Interventional Radiologists can improve charge capture for services to inpatients

Implementing a systems approach to revenue management can increase payment for services provided by interventional radiologists to inpatients, the radiology department learned at the Medical College of Wisconsin in Milwaukee. After adoption of such a plan in July 2012, total collections for evaluation and management (E&M) clinical services increased by 831% according to an article published online April 27, 2015 in the Journal of Vascular and Interventional Radiology.

Work relative value units (wRVUs) for standard interventional radiology procedures are declining, according to lead author assistant professor of radiology Sarah B. White, M.D., and colleagues. Offsetting this, the U.S. Centers for Medicare and Medicaid (CMS) has recommended increases in most E&M wRVUs over the past decade. The authors point out that because procedural services are being devalued, professional payments in E&M are a means to increase revenue, and are billable if appropriate documentation and coding are provided. Clinical practice of interventional radiology has been growing, and as of 2010, inpatient E&M services had increased by 1,112% since 1993.1 This represents a revenue stream that should be optimized.

The problem identified by the radiology department in 2011 was that inpatient E&M work was largely unbilled because interventional radiologists were inadequately documenting their encounters. The result was that services either could not be billed or were being underbilled. For the study, the authors conducted an audit of revenue for FY 2011 prior to implementation of the systems approach to revenue management by the Division of Vascular and Interventional radiology and compared it with revenue generated during FY 2012, FY 2013, and nine months of FY 2014 following implementation.

To optimize revenues starting in FY 2012, the radiology department adopted a team approach. Interventional radiologists and coding and billing specialists compiled a list of appropriate CPT codes for inpatient E&M encounters. They decided that billing based on elements, such as history of present illness, review of system, physical examination, etc., was the most appropriate.

The interventional radiologists created 2 separate structured templates for inpatient care to ensure that proper elements were included to capture and maximize the applicable billing codes for element based billing. They developed an inpatient daily progress note, which was billed as follow-up hospital care visits (CPT 99231-99233) as well as an inpatient consultation note (CPT 99251-99255). While the latter code is not billable to CMS, the code is still honored by some private players. Modifiers were added that described if the consultation resulted in a decision to treat or to perform surgery. After the templates were created, they were reviewed for accuracy by the coding and billing staff and uploaded into the electronic medical record (EMR). Certain fields and portions of the templates autopopulate for accuracy and expediency.

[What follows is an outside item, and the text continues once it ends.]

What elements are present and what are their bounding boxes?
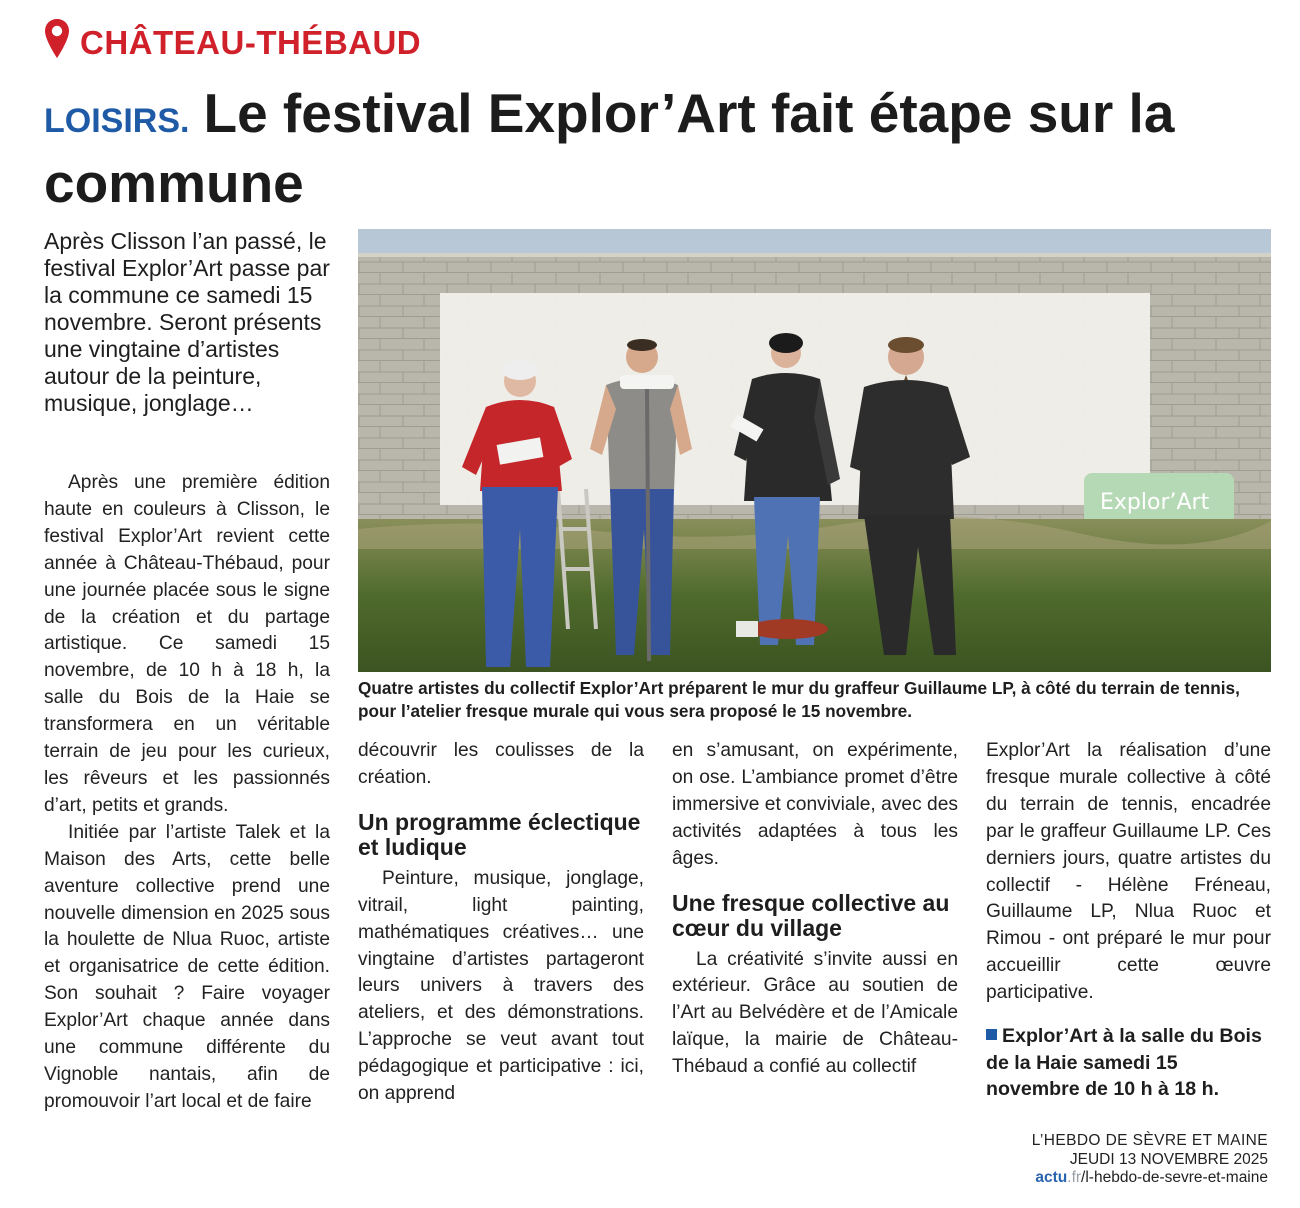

Annual audits were conducted by the department after implementing the new program. These identified the need for several additional changes, which led to additional increases in revenue. Improvements were made in the templates as needed. Percentages of inpatient E&M collections compared with total E&M were 20% for FY 2011, 23% for FY 2012, 32% for FY 2013, and 38% for FY 2014.

REFERENCE

  1. Duzak R, Borst F. Clinical services by interventional radiologists: perspectives from Medicare claims over 15 years. 2010 J Am Coll Radiol 7: 931-936.
  2. White SB, Dybul SL, Patel PJ et al. A Single-Center Experience in Capturing Inpatient Evaluation and Management for an IR Practice. J Vas Interv Radiol. Published online April 27, 2015.